15.07.2005 | aktual.: 15.07.2005 09:47
Informacja o rządowych planach ujednolicenia wieku emerytalnego wywołała prawdziwą burzę - piszą "Super Nowości". Na internetowych forach pojawiają się setki wypowiedzi pełnych słów oburzenia. _ Kto będzie w stanie pracować do 67 roku życia? To skandal! _
Zgodnie z pojawiającymi się informacjami zarówno mężczyźni, jak i kobiety będą mogli przejść na emeryturę dopiero w wieku 67 lat. W przypadku pań oznacza to wydłużenie wieku emerytalnego o pięć lat, w przypadku panów o dwa. Pojawiają się również pomysły podwyższenia składki ZUS - dodaje.
Po medialnym szumie Ministerstwo Polityki Społecznej stara się uspokajać, że nie planuje rewolucji, ale...

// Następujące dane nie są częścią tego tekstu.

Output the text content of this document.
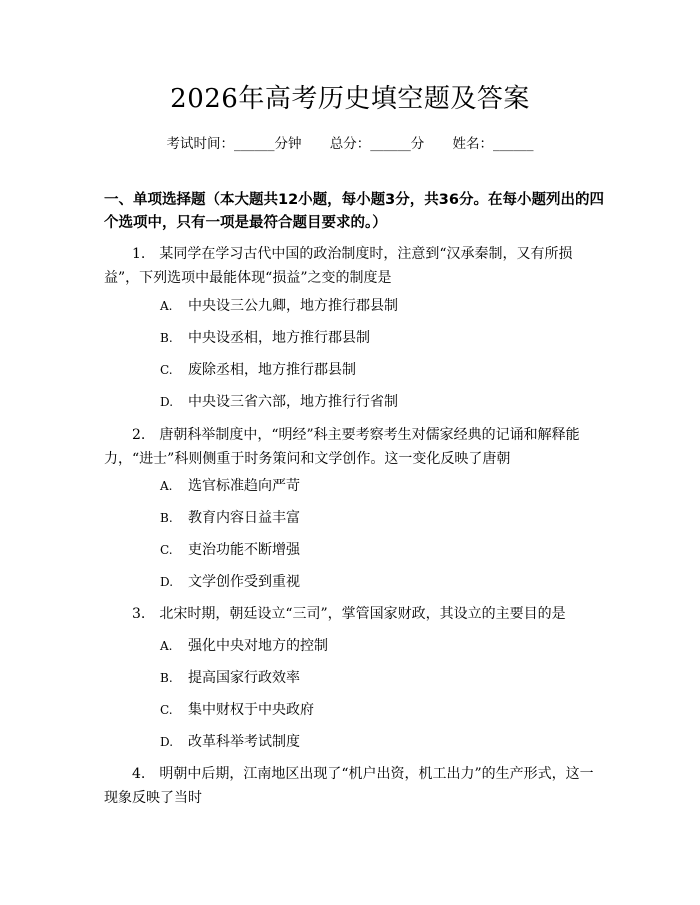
2026年高考历史填空题及答案
考试时间：______分钟 总分：______分 姓名：______
一、单项选择题（本大题共12小题，每小题3分，共36分。在每小题列出的四个选项中，只有一项是最符合题目要求的。）
1.　某同学在学习古代中国的政治制度时，注意到“汉承秦制，又有所损益”，下列选项中最能体现“损益”之变的制度是
A. 中央设三公九卿，地方推行郡县制
B. 中央设丞相，地方推行郡县制
C. 废除丞相，地方推行郡县制
D. 中央设三省六部，地方推行行省制
2.　唐朝科举制度中，“明经”科主要考察考生对儒家经典的记诵和解释能力，“进士”科则侧重于时务策问和文学创作。这一变化反映了唐朝
A. 选官标准趋向严苛
B. 教育内容日益丰富
C. 吏治功能不断增强
D. 文学创作受到重视
3.　北宋时期，朝廷设立“三司”，掌管国家财政，其设立的主要目的是
A. 强化中央对地方的控制
B. 提高国家行政效率
C. 集中财权于中央政府
D. 改革科举考试制度
4.　明朝中后期，江南地区出现了“机户出资，机工出力”的生产形式，这一现象反映了当时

_ Na zlecenie Komisji Europejskiej robiliśmy analizę o systemach emerytalnych. W tabelach, które otrzymaliśmy, były rubryki wieku emerytalnego 67 lat _ - tłumaczy dziennikowi Natalia Skipietrow z MPS. Resort twierdzi, że w najbliższym czasie zmian w systemie emerytalnym nie będzie, jednak w kręgach rządowych takie pomysły co pewien czas wracają. W Sejmie obecnej kadencji już raz ustawę w tej sprawie głosowano. Na szczęście nie znalazła ona poparcia większości parlamentarzystów. Politycy zdecydowanej większości ugrupowań uważają to za bezsens.
_ To jakaś kompletna bzdura. W sytuacji, gdy wielu młodych ludzi nie ma pracy, zwiększanie wieku emerytalnego to zwiększanie bezrobocia wśród najproduktywniejszej części społeczeństwa. Już teraz przecież olbrzymie rzesze młodych ludzi z dobrym wykształceniem pozostają bez pracy _ - mówi "Super Nowościom" poseł Stanisław Janas (SdPl). (PAP)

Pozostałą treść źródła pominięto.